There are two congressional districts located in Long Beach.

CA-39 (Moccasin):

Population – 13.1% white, 14.5% black, 57.7% Hispanic, 12.5% Asian, 0.2% Native American, 2.0% other

Over-18 Population – 15.9% white, 15.2% black, 52.9% Hispanic

Majority-Minority District; Majority-Hispanic

This district covers several more poor, primarily Hispanic communities north of Long Beach.

CA-37 (Dodger Blue):

Population – 46.1% white, 6.5% black, 31.4% Hispanic, 12.6% Asian, 0.3% Native American, 3.1% other

Majority-Minority District

While this district looks compact, it does relatively poorly in communities of interest. Long Beach is a primarily Hispanic, industrial, and relatively poor community. On the other hand, Rancho Palos Verdes and Huntington Beach are primarily white, suburban, and wealthy communities. The trouble is that Long Beach is a large city, but doesn’t have enough population to support its own district. Unfortunately, given the design of this map, there is nowhere else for Long Beach to find more population than Rancho Palos Verdes and Huntington Beach.


Final Thoughts

There were three decisions which formed the basis of the Los Angeles area – the decision to make a majority-Asian district, the decision to make a black-controlled district, and the decision that no district would cross-over the mountains from the Los Angeles metropolis into the Antelope Valley.

These three rational decisions, however, are ultimately responsible for the weaknesses that do occur in the map. The reason Long Beach has to be combined with unlike communities is due to this, for instance.
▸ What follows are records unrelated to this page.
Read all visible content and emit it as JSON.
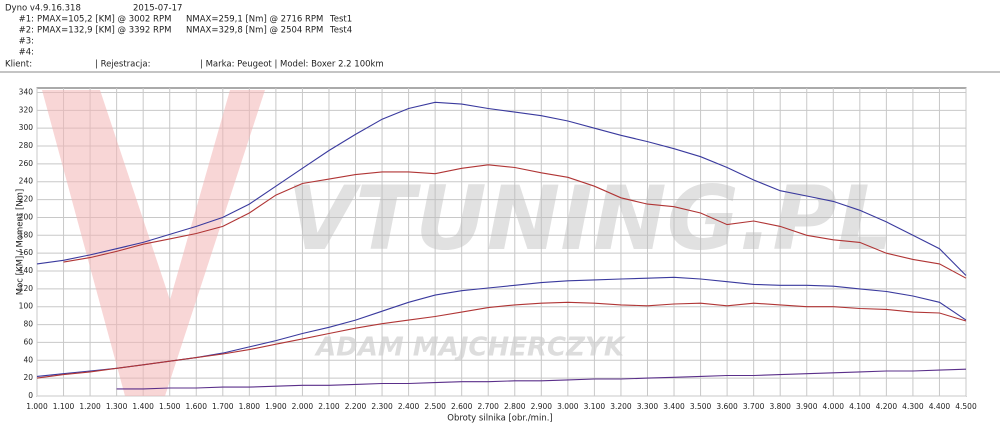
{
  "header": {
    "app": "Dyno v4.9.16.318",
    "date": "2015-07-17",
    "rows": [
      {
        "id": "#1:",
        "pmax": "PMAX=105,2 [KM] @ 3002 RPM",
        "nmax": "NMAX=259,1 [Nm] @ 2716 RPM",
        "test": "Test1"
      },
      {
        "id": "#2:",
        "pmax": "PMAX=132,9 [KM] @ 3392 RPM",
        "nmax": "NMAX=329,8 [Nm] @ 2504 RPM",
        "test": "Test4"
      },
      {
        "id": "#3:"
      },
      {
        "id": "#4:"
      }
    ],
    "client": "Klient:",
    "registration": "| Rejestracja:",
    "vehicle": "| Marka: Peugeot | Model: Boxer 2.2 100km"
  },
  "chart_data": {
    "type": "line",
    "x_label": "Obroty silnika [obr./min.]",
    "y_label": "Moc [KM] / Moment [Nm]",
    "watermark": {
      "brand": "VTUNING.PL",
      "author": "ADAM MAJCHERCZYK"
    },
    "x": [
      1000,
      1100,
      1200,
      1300,
      1400,
      1500,
      1600,
      1700,
      1800,
      1900,
      2000,
      2100,
      2200,
      2300,
      2400,
      2500,
      2600,
      2700,
      2800,
      2900,
      3000,
      3100,
      3200,
      3300,
      3400,
      3500,
      3600,
      3700,
      3800,
      3900,
      4000,
      4100,
      4200,
      4300,
      4400,
      4500
    ],
    "series": [
      {
        "color": "#3a3a9e",
        "values": [
          148,
          152,
          158,
          165,
          172,
          181,
          190,
          200,
          215,
          235,
          255,
          275,
          293,
          310,
          322,
          329,
          327,
          322,
          318,
          314,
          308,
          300,
          292,
          285,
          277,
          268,
          256,
          242,
          230,
          224,
          218,
          208,
          195,
          180,
          165,
          135
        ]
      },
      {
        "color": "#b03535",
        "values": [
          null,
          150,
          155,
          162,
          170,
          176,
          182,
          190,
          205,
          225,
          238,
          243,
          248,
          251,
          251,
          249,
          255,
          259,
          256,
          250,
          245,
          235,
          222,
          215,
          212,
          205,
          192,
          196,
          190,
          180,
          175,
          172,
          160,
          153,
          148,
          132
        ]
      },
      {
        "color": "#3a3a9e",
        "values": [
          22,
          25,
          28,
          31,
          35,
          39,
          43,
          48,
          55,
          62,
          70,
          77,
          85,
          95,
          105,
          113,
          118,
          121,
          124,
          127,
          129,
          130,
          131,
          132,
          133,
          131,
          128,
          125,
          124,
          124,
          123,
          120,
          117,
          112,
          105,
          85
        ]
      },
      {
        "color": "#b03535",
        "values": [
          20,
          24,
          27,
          31,
          35,
          39,
          43,
          47,
          52,
          58,
          64,
          70,
          76,
          81,
          85,
          89,
          94,
          99,
          102,
          104,
          105,
          104,
          102,
          101,
          103,
          104,
          101,
          104,
          102,
          100,
          100,
          98,
          97,
          94,
          93,
          84
        ]
      },
      {
        "color": "#5a2f8a",
        "values": [
          null,
          null,
          null,
          8,
          8,
          9,
          9,
          10,
          10,
          11,
          12,
          12,
          13,
          14,
          14,
          15,
          16,
          16,
          17,
          17,
          18,
          19,
          19,
          20,
          21,
          22,
          23,
          23,
          24,
          25,
          26,
          27,
          28,
          28,
          29,
          30
        ]
      }
    ],
    "xlim": [
      1000,
      4500
    ],
    "ylim": [
      0,
      345
    ],
    "xticks": [
      {
        "value": 1000,
        "label": "1.000"
      },
      {
        "value": 1100,
        "label": "1.100"
      },
      {
        "value": 1200,
        "label": "1.200"
      },
      {
        "value": 1300,
        "label": "1.300"
      },
      {
        "value": 1400,
        "label": "1.400"
      },
      {
        "value": 1500,
        "label": "1.500"
      },
      {
        "value": 1600,
        "label": "1.600"
      },
      {
        "value": 1700,
        "label": "1.700"
      },
      {
        "value": 1800,
        "label": "1.800"
      },
      {
        "value": 1900,
        "label": "1.900"
      },
      {
        "value": 2000,
        "label": "2.000"
      },
      {
        "value": 2100,
        "label": "2.100"
      },
      {
        "value": 2200,
        "label": "2.200"
      },
      {
        "value": 2300,
        "label": "2.300"
      },
      {
        "value": 2400,
        "label": "2.400"
      },
      {
        "value": 2500,
        "label": "2.500"
      },
      {
        "value": 2600,
        "label": "2.600"
      },
      {
        "value": 2700,
        "label": "2.700"
      },
      {
        "value": 2800,
        "label": "2.800"
      },
      {
        "value": 2900,
        "label": "2.900"
      },
      {
        "value": 3000,
        "label": "3.000"
      },
      {
        "value": 3100,
        "label": "3.100"
      },
      {
        "value": 3200,
        "label": "3.200"
      },
      {
        "value": 3300,
        "label": "3.300"
      },
      {
        "value": 3400,
        "label": "3.400"
      },
      {
        "value": 3500,
        "label": "3.500"
      },
      {
        "value": 3600,
        "label": "3.600"
      },
      {
        "value": 3700,
        "label": "3.700"
      },
      {
        "value": 3800,
        "label": "3.800"
      },
      {
        "value": 3900,
        "label": "3.900"
      },
      {
        "value": 4000,
        "label": "4.000"
      },
      {
        "value": 4100,
        "label": "4.100"
      },
      {
        "value": 4200,
        "label": "4.200"
      },
      {
        "value": 4300,
        "label": "4.300"
      },
      {
        "value": 4400,
        "label": "4.400"
      },
      {
        "value": 4500,
        "label": "4.500"
      }
    ],
    "yticks": [
      0,
      20,
      40,
      60,
      80,
      100,
      120,
      140,
      160,
      180,
      200,
      220,
      240,
      260,
      280,
      300,
      320,
      340
    ],
    "grid": true
  }
}
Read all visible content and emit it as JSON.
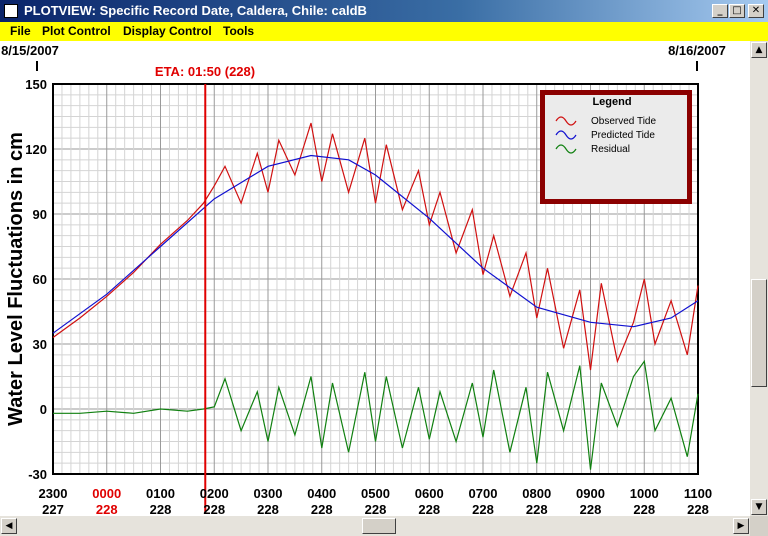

More troubling is the way in which CA-31 packs Hispanics. CA-31 is located in one of the most Hispanic parts of the entire country, and any district in this area will have a very high Hispanic percentage. Still, the 88% number is quite high. The problem is that there is nowhere for the district to go. The areas to its north, south and east are just as Hispanic, so moving there won’t fix the problem. West of CA-31 is the black-controlled CA-35. However, taking in some less Hispanic territory there would end up destroying the only district designed to elect a black representative in all of California. The only other options would be to run thing, long strips from downtown Los Angeles to the Asian areas of the San Gabriel Valley (destroying a district designed to elect an Asian representative), or alternatively the white areas of Glendale and Pasadena (horrendous in terms of compactness and communities of interest). Once again one runs into the constant trade-offs present with redistricting.